MEXICO CITY — Nivea and Wal-Mart have teamed to launch the Beauty Parade 2015 campaign to shore up sales in an otherwise flat Mexican beauty market.
Biesdorf Mexico and Wal-Mart’s Mexican and Central American franchise Walmex recently unveiled a marketing alliance to market Nivea’s products during a sales spree which will see 7,000 multibranded beauty products marked down as much as 30 percent. The campaign, which follows a similar effort in March, will run until April 27 in the chain’s 250 Mexican stores.
The action “will help us get ahead of our competitors before the Christmas Season,” said Walmex’s corporate communications director Antonio Ocaranza. “There are going to be many season events and parties. We want our shoppers to know they can find all their beauty needs here, to hopefully have them all ready before Christmas.”
Despite some views that the Mexican beauty business could be flat this year, trailing the Latin American average, Ocaranza insisted Walmex’s latest discount effort is unrelated.

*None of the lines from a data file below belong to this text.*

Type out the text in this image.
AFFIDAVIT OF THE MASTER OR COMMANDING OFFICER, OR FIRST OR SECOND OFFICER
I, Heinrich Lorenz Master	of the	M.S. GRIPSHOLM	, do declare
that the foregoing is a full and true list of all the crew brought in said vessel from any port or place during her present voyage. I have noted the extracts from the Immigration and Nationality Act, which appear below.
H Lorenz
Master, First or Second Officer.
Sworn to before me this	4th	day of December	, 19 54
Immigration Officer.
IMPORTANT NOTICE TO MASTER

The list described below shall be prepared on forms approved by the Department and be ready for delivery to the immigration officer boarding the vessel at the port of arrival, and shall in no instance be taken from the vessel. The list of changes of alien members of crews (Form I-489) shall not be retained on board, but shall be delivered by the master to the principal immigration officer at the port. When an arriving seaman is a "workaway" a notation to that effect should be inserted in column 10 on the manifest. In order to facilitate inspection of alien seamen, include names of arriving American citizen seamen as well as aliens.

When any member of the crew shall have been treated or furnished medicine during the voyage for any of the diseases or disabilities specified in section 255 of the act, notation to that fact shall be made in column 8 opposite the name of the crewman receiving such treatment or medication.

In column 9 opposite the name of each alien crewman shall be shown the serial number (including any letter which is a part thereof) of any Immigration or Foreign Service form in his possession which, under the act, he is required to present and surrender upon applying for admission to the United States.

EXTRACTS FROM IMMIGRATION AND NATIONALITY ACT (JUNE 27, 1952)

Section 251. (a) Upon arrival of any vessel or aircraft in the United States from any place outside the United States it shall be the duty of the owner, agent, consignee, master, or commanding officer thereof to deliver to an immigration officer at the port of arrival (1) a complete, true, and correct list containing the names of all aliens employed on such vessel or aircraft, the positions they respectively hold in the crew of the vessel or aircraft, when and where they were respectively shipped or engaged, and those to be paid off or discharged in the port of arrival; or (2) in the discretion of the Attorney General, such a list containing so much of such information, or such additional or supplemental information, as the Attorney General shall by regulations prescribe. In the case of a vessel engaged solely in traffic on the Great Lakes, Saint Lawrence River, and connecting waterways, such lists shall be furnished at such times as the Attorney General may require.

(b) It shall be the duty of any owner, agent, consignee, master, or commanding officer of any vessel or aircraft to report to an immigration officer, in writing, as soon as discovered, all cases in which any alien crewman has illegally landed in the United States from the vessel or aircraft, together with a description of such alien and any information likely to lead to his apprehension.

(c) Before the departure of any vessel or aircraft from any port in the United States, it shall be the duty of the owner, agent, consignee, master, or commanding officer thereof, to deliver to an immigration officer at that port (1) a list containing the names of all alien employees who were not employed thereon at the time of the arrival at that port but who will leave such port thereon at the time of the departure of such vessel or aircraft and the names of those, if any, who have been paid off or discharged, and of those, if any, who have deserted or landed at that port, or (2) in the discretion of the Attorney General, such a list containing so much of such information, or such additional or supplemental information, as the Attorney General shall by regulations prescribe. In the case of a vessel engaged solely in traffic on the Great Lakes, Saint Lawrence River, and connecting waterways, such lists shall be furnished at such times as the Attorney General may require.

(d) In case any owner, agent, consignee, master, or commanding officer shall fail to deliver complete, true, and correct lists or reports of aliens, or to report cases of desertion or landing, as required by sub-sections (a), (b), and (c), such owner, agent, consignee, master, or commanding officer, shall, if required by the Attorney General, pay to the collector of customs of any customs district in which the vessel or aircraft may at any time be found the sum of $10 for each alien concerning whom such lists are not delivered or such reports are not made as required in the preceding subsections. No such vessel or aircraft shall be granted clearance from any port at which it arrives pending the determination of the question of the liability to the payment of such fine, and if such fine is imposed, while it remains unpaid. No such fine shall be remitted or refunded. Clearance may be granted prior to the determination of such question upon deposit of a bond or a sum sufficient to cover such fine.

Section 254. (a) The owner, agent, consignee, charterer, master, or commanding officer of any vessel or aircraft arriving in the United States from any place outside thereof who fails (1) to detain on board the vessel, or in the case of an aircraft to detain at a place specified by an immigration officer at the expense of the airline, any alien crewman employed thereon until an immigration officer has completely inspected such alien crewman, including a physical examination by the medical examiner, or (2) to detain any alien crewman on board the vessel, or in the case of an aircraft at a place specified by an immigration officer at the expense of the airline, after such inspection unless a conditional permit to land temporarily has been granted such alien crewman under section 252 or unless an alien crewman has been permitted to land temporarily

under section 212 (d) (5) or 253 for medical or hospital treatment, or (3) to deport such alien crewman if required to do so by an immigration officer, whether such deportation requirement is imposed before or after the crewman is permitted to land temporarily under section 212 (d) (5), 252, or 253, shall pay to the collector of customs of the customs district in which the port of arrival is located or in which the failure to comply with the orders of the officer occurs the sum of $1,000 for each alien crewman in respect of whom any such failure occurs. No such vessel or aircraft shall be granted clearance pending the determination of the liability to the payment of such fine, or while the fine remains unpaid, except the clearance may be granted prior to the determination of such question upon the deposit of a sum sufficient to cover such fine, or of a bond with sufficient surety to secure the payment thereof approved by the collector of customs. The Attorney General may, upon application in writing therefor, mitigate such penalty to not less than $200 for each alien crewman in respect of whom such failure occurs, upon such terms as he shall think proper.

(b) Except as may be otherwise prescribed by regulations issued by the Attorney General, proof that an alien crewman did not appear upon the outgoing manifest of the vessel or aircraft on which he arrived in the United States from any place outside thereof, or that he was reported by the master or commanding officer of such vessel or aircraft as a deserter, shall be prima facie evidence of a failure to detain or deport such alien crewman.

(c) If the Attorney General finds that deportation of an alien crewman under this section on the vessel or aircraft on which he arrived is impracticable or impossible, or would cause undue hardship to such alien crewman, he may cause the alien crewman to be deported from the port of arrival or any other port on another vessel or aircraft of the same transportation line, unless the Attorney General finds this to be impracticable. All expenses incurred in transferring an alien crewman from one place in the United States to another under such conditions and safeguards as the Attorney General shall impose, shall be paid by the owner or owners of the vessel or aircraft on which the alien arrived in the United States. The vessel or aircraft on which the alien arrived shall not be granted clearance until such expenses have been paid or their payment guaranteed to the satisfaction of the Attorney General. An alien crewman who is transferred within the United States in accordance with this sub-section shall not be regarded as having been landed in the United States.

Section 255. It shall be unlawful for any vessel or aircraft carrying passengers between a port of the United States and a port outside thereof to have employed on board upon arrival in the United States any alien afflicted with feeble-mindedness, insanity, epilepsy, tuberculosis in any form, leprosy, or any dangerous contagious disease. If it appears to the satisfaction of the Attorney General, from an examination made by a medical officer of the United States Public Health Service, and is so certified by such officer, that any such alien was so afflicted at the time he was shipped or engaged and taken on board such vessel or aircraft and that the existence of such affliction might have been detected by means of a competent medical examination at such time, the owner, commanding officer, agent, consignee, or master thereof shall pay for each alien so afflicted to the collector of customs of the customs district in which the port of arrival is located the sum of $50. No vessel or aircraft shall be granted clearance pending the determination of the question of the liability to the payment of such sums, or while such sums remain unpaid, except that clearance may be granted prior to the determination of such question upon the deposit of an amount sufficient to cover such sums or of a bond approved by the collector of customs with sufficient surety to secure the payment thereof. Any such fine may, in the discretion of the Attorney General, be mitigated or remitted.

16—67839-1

“This is not our case [he said of the industry’s projected performance],” he said. “Beauty is an important segment that has been growing and this is an opportunity to have bigger sales in a year when they have been good.”
The successful March blitz, called the Beauty Parade, emboldened Mexico’s largest retailer to pursue its sequel, which will see Nivea publicize its new Nivea Care skin line among other staples.
There will be new launches in body lotions, makeup, lipsticks, shampoo and hair dyes with 900 products discounted and 700 product package offers.
Maybelline’s Colossal Chaotic Lashes Mascara will hit shelves for the first time while Cover Girl’s fledgling makeup and lipstick lines Ready Set Gorgeous and Colorlicious respectively will also debut nationwide, said Ocaranza.
Other overstocked labels such as Not Your Mother’s, Babyliss and Splat hair treatment products, Body Fantasies fragrances and Elf makeup sets will also be highlighted.
The Walmex alliance will help Germany’s Biesdorf meet its forecast to boost Mexican sales 4 percent this year to an undisclosed sum, Ocaranza confirmed.
Biesdorf could not be reached for comment. However, the firm has in recent years moved to launch new and innovative personal-care products in Mexico’s mass market category, currently benefiting from high inflation and sluggish economic growth.
Biesdorf commercial director Aldo Barrientos said the country’s skin cream penetration stands at 50 percent, compared to 80 percent in Europe, signaling strong growth room.
The partnership appears timed to leverage tougher times ahead.
Some Mexican beauty executives expect trade will be flat or slightly higher this year after new taxes cripple consumer spending and gross domestic product hovers at 2 to 2.8 percent, though the government has been notorious for issuing overly optimistic targets that don’t materialize.
“We see a very flat market because retail and door-to-door sales [including of masstige and premium brands] are suffering,” Unilever’s skin care marketing manager Didier Chanove conceded to WWD.
However, he noted the mass-market segment and discount skin-care category are growing strongly as consumers trade down to bargains.
The category is seeing tough competition, however, as brands step over themselves and raise marketing spending to win consumers’ attention.
In a June research note, Euromonitor forecast Mexico’s beauty market will grow 4.6 percent to $13.5 billion in 2018 from $10.8 billion last year. This compares with an average 7.2 percent growth for Latin America in the same period.
Lower consumption and prices will dampen value sales in the region’s number two market, dominated by P&G, L’Oréal and Arabela, said analyst Bethany Gomez.